Project Shadowglass
Starhelm Studios a fait sensation lors du New Game+ Showcase 2026 en dévoilant Project Shadowglass. Ce titre, qui se présente comme une lettre d’amour aux classiques du simulateur immersif, promet de marquer le genre grâce à une esthétique singulière et une réelle liberté d’approche. Au sein d’un line-up riche de 45 jeux, Project Shadowglass a réussi l’exploit de captiver l’audience par sa proposition visuelle unique. Développé par Starhelm Studios sur Godot Engine, le jeu s’inscrit dans la lignée directe de piliers tels que Thief, Deus Ex et System Shock. Loin d’être une simple imitation, il propose une expérience de discrétion à la première personne ancrée dans un royaume de fantasy sombre et oppressant.
Une prouesse technique : Le « True-3D Pixel Art »

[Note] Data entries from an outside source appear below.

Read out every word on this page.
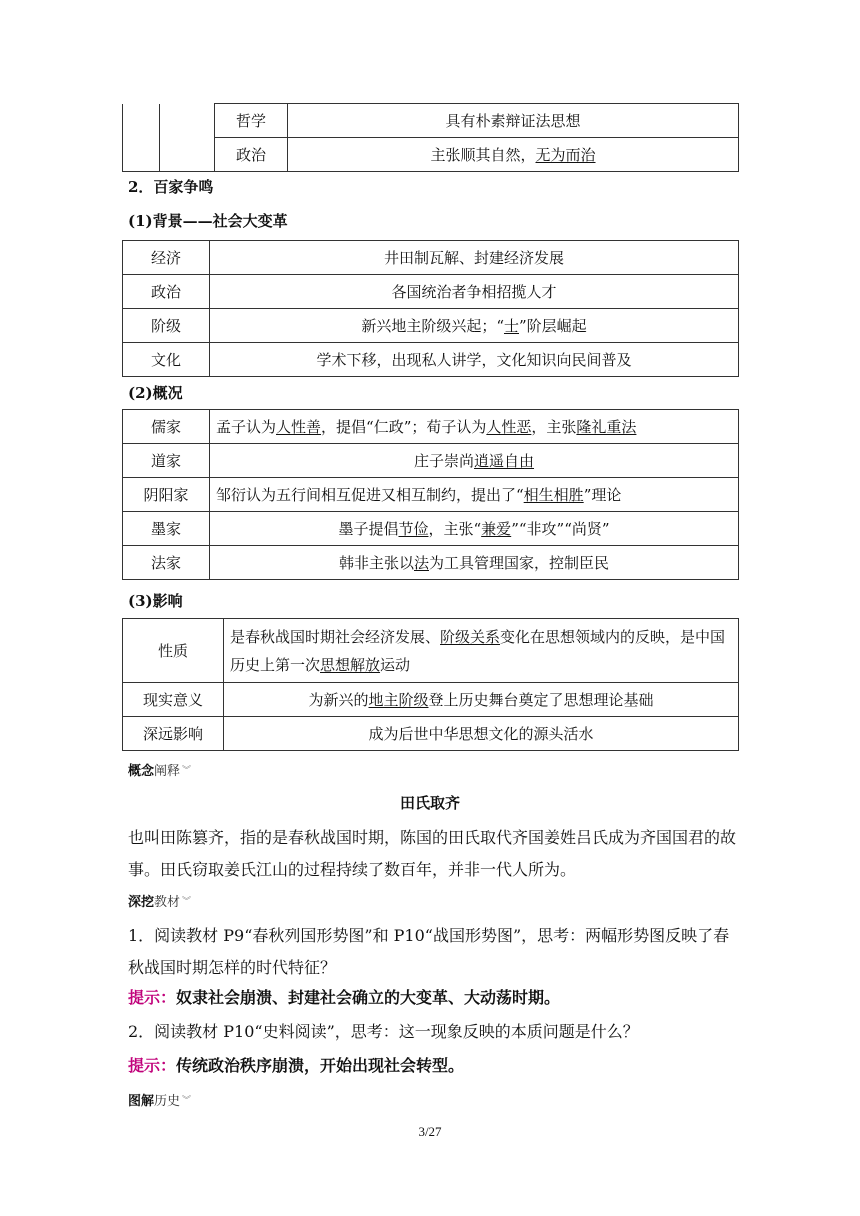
		哲学	具有朴素辩证法思想
		政治	主张顺其自然，无为而治
2．百家争鸣
(1)背景——社会大变革
经济	井田制瓦解、封建经济发展
政治	各国统治者争相招揽人才
阶级	新兴地主阶级兴起；“士”阶层崛起
文化	学术下移，出现私人讲学，文化知识向民间普及
(2)概况
儒家	孟子认为人性善，提倡“仁政”；荀子认为人性恶，主张隆礼重法
道家	庄子崇尚逍遥自由
阴阳家	邹衍认为五行间相互促进又相互制约，提出了“相生相胜”理论
墨家	墨子提倡节俭，主张“兼爱”“非攻”“尚贤”
法家	韩非主张以法为工具管理国家，控制臣民
(3)影响
性质	是春秋战国时期社会经济发展、阶级关系变化在思想领域内的反映，是中国历史上第一次思想解放运动
现实意义	为新兴的地主阶级登上历史舞台奠定了思想理论基础
深远影响	成为后世中华思想文化的源头活水
概念阐释 ︾
田氏取齐
也叫田陈篡齐，指的是春秋战国时期，陈国的田氏取代齐国姜姓吕氏成为齐国国君的故事。田氏窃取姜氏江山的过程持续了数百年，并非一代人所为。
深挖教材 ︾
1．阅读教材 P9“春秋列国形势图”和 P10“战国形势图”，思考：两幅形势图反映了春秋战国时期怎样的时代特征？
提示：奴隶社会崩溃、封建社会确立的大变革、大动荡时期。
2．阅读教材 P10“史料阅读”，思考：这一现象反映的本质问题是什么？
提示：传统政治秩序崩溃，开始出现社会转型。
图解历史 ︾
3/27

Le premier contact avec Project Shadowglass est un choc visuel. Le studio utilise une technologie propriétaire de rendu en « True-3D Pixel Art » perfectionnée par le développeur principal, Dominick John, pendant plus d’une décennie. Contrairement aux jeux en 2D classiques ou au HD-2D, cette technologie permet de naviguer dans un espace intégralement en trois dimensions tout en conservant une esthétique de pixels parfaits. Les joueurs peuvent ainsi examiner des détails sous tous les angles et escalader des structures complexes, profitant d’un rendu 3D temps réel sans aucun contenu généré par IA. Cette approche ne se limite pas aux graphismes : elle s’accompagne d’un design audio spatialisé en trois dimensions, rendant l’ouïe aussi cruciale que la vue pour la survie du joueur dans les ombres.
Un simulateur immersif sans compromis
Project Shadowglass refuse le concept de « Power Fantasy ». Le joueur y incarne un individu en difficulté, vulnérable et physiquement dépassé par le nombre. La progression ne repose pas sur une puissance brute, mais sur l’observation, la planification et l’usage d’un atelier caché dédié à l’alchimie.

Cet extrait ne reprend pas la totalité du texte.